Despair Over Income Disparity

During his annual State of the Union address President Obama identified the growing income disparity in our country as a major problem we should do something about. This is apparently going to become the mantra of the Democrats for the November elections.It’s going to be a long year. The income disparity is one of those fuzzy issues that lends itself to demagoguery. Everyone seems to agree the disparity is too big, but no one says how big it ought to be. Surely we don’t want everyone to have the same income. That vision got a workout in the last century. The results were poor. Income inequality is as American as pizza. We assume people with a lot on the ball should earn more money than slackers.

But how much more? There is no credible answer, nor is there any consensus regarding what we should do about the growing income disparity.
We hear a lot about curbing the excessive compensation of corporate CEOs, which generally speaking would be a good idea. Some of these guys are giving greed a bad name. But that would not rectify the problem. Also, raising the minimum wage is another red herring. Less than 3 percent of workers earn the minimum wage and most of those are middle class kids in their first jobs. Raising the minimum wage may be a good idea but it will not impact the income gap.

Likewise, raising taxes on the rich might have some impact, but not much. In 2013, the top 1 percent of wage earners paid 30 percent of tax revenues. The bottom 20 percent paid no federal taxes. We can tweak that balance but all our tweaking will not close the income disparity.

The real problem of course is not one of income but rather social and economic mobility. As long as people see reasonable hope for a better future, our nation will prosper. Unfortunately, opportunities for advancement are increasingly scarce for many people, especially those with limited education and few job skills. A major part of that stems from the loss of millions of low skill manufacturing jobs that once offered people with minimal qualifications relatively easy access to the middle class. We have a great potential to employ more people in well-paying manufacturing jobs, but jobs in modern manufacturing require advanced education and training that most of the displaced manufacturing workers simply do not have.

In sum, we are left with a growing wealth gap between the top and bottom. What are we to do about it? Should we do anything? I extol the importance of education, but too much of our higher education today is failing to endow students with marketable work skills in our rapidly changing economy. Today 15 percent of cab drivers in the U.S. have college degrees. Applications to four year universities are declining and for good reason.

The growing income disparity is a result of a stubborn unemployment that reasonable people working together can solve. One solution is a coherent program for training people of all ages for jobs that actually exist and offer potential for personal growth. The business community would eagerly join forces with government in support of such an initiative if it were truly bi-partisan, professionally led and based upon practical incentives.
In his State of the Union address, the President also called upon Vice President Joe Biden to lead an effort to rationalize federal job training programs. Without question, the plethora of federal job training programs is a mass of confusion and wasteful duplication. The Government Accountability Office had identified 47 job training programs in nine agencies that spent $18 billion in 2009. The House Education and Workforce Committee says the GAO left out at least nine programs.
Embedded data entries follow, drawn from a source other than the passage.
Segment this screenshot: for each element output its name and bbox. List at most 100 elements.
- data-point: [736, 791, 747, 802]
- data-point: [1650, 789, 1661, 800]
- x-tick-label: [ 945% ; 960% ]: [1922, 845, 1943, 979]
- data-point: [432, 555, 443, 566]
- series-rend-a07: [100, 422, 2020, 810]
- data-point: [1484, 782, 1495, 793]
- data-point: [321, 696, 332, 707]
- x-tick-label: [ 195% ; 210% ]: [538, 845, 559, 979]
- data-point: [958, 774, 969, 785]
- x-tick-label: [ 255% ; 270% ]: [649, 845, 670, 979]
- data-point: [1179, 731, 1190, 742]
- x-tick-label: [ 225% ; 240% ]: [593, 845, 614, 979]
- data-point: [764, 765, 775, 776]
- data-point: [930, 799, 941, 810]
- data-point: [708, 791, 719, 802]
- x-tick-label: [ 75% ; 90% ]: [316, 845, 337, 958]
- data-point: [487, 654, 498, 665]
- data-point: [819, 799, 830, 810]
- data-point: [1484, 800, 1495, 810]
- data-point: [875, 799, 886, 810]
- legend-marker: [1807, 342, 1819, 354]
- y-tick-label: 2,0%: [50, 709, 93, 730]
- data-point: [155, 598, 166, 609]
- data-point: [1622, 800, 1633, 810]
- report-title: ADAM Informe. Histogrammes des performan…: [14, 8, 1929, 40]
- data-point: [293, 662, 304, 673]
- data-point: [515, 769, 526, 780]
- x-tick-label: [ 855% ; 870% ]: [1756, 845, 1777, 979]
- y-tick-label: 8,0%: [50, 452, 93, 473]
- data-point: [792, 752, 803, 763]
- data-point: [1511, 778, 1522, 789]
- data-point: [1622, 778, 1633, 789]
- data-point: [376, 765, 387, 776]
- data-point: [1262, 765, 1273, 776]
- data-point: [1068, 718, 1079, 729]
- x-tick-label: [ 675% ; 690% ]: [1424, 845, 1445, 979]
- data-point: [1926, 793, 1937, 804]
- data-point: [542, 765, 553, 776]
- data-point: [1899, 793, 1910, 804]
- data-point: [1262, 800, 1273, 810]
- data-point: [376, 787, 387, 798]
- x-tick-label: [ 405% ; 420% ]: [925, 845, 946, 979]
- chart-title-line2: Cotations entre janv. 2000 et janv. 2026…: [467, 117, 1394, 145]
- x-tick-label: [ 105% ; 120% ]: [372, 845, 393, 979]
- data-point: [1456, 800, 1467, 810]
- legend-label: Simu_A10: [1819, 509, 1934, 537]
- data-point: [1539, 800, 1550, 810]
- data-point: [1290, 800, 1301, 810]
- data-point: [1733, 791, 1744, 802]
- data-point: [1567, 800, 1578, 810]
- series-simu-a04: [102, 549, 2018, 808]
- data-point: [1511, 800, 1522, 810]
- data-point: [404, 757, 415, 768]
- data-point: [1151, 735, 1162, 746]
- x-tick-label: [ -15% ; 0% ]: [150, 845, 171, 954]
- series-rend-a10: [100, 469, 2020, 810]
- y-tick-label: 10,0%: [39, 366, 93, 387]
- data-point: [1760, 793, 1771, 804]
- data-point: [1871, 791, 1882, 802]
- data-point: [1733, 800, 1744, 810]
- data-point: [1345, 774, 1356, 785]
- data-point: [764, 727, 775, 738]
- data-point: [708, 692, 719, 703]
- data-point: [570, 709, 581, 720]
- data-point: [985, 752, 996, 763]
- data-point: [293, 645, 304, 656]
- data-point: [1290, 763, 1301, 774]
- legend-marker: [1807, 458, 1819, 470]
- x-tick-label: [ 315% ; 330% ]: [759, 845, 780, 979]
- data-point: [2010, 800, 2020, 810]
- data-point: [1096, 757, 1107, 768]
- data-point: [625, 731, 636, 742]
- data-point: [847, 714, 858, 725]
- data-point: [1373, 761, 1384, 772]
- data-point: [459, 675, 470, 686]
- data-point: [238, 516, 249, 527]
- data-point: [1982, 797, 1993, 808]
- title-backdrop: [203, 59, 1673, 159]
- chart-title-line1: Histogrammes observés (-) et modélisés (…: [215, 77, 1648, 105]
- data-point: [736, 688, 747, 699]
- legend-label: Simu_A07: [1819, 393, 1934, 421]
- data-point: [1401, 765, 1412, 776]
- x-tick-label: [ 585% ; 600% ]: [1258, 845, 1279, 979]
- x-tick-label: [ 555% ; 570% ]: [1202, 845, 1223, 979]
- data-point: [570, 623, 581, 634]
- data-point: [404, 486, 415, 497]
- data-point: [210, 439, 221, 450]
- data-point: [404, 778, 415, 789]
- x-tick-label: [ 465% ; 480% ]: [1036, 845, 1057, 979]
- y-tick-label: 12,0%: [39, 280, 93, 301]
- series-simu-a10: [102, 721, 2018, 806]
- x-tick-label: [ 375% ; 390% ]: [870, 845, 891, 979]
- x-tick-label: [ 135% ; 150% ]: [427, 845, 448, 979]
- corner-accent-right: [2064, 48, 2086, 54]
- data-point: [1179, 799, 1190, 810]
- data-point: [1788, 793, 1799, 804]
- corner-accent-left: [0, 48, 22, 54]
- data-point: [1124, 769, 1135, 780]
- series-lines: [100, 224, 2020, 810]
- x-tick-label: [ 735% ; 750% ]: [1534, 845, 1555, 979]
And of course these are just federal programs we’re talking about. There are hundreds more at the state and local level, and even more in the private sector – including the Manufacturing Institute’s “Dream It, Do It” initiative of the Manufacturing Institute that is doing great work. It may be that the best training programs are in fact at the state and local level.

We have faced bigger challenges than the income gap. What we need is less demagoguery, more rational analysis and perhaps a bit of leadership.